エフェクターボードを組む際に気にすべき点は色々ありますが、あまりいろいろ気にしすぎても作ることが楽しくなくなってしまいます。まず手持ちのものをずらっと並べてみて、気になる点はのちのちに修正していけば良いのです。

▼ ② パッチケーブルの選び方

パッチケーブルには先端の形状にストレートタイプとL字タイプがあります。組み合わせるエフェクターの差し込み口やボードの大きさに合わせて、適切な先端のパッチケーブルを選びましょう。ケーブルが短いほど、音の劣化を防げます。

▼ ③ ボードの大きさと重さに注意する

大きいエフェクターボードにはロマンがありますが、大きすぎて持って行くのが億劫になっては本末転倒です。

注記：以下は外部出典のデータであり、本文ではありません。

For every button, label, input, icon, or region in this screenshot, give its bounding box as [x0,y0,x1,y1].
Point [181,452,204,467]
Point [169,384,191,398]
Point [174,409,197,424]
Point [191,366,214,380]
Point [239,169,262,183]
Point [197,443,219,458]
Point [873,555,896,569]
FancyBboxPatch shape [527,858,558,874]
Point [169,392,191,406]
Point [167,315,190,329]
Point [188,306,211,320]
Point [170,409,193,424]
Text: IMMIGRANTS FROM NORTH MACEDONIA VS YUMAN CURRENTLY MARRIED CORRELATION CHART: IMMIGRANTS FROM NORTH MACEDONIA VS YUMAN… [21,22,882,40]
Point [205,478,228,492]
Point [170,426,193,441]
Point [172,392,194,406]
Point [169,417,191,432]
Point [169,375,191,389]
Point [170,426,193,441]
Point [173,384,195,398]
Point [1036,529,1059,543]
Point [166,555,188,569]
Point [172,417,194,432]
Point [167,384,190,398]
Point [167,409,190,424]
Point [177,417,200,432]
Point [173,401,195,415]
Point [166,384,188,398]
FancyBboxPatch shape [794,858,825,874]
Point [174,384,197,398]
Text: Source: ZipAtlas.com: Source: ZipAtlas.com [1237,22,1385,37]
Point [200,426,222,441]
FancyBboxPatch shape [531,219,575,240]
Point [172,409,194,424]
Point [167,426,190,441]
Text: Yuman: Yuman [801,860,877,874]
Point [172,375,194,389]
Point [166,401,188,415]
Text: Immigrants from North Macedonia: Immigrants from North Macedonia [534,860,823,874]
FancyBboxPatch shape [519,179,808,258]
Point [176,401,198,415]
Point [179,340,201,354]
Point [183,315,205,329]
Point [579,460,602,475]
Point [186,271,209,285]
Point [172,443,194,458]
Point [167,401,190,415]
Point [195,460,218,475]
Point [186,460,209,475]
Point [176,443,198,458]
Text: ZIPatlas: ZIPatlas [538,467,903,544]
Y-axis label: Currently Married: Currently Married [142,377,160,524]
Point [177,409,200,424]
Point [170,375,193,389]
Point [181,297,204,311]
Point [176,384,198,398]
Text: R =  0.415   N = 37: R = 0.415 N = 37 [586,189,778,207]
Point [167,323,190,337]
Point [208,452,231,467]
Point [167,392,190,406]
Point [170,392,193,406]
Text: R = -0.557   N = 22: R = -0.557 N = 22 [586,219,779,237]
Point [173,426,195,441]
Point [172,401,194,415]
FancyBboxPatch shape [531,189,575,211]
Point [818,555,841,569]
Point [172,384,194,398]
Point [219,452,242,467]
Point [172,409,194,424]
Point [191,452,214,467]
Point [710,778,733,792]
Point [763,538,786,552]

設置するエフェクターの数を絞ったり、組み上げる段階で重量をシミュレートしておくことが大切です。

▼ ④ ノイズ対策:パワーサプライと信号経路を離す

パワーサプライ(ACアダプターや電源ケーブル)は電磁ノイズの発生源にもなりやすいため、ギターの信号が流れる経路とはできるだけ物理的に離して配置しましょう。

▼ ⑤ 使用後の電池の消耗に気をつける

電池駆動のエフェクターは、スイッチがオフの状態でもケーブルにつないでいると電池を消耗してしまいます。弾き終わったらエフェクターからケーブルを抜く習慣をつけましょう。


■ エフェクターボードを持つメリット

あらかじめエフェクターボードにエフェクターをセッティングしておけば、演奏前にエフェクター同士を並べてつなぐというステップがなくなります。忘れ物や紛失の心配を減らすことにもつながります。

また、ボードにまとめておくことで、つまみの設定やエフェクターの接続順も変わらないため、いつでも自分の理想の音を再現できます。演奏やリハーサルのときに「思っていた音が出せなかった」という心配が少なくなるのも大きな利点です。


■ 50代がエフェクターボードを組むときのアドバイス

▼ まずは手持ちのエフェクターから始める

すべてを一度に揃える必要はありません。まず持っているエフェクターを基本の接続順に並べてみて、実際に音を出しながら理解を深めていきましょう。

▼ 重さは体への負担も考慮する

50代では持ち運びの負担も考慮すべき点です。スタジオやセッションに持って行く予定がある場合は、必要最小限のエフェクターに絞ったコンパクトなボードから始めるのがおすすめです。

▼ 記録をつけておく

理想の音が出せたときの接続順やつまみの位置を、写真やメモで記録しておくと、後で機材を追加した際にも元の音を再現しやすくなります。


■ まとめ:エフェクターボードの基本接続順

順番種類役割
1チューナー正確なピッチ検出
2フィルター系ワウなどダイレクトな効果
3ダイナミクス系コンプレッサーで音を整える
4歪み系オーバードライブ・ディストーション
5モジュレーション系コーラスなどで音を揺らす
6空間系ディレイ・リバーブで響きを加える

エフェクターボードの組み方に「絶対の正解」はありませんが、基本の型を理解しておくことで、自分の理想の音への近道になります。まずは手持ちの機材で基本の順番を試し、少しずつ自分だけのサウンドを作り上げていきましょう。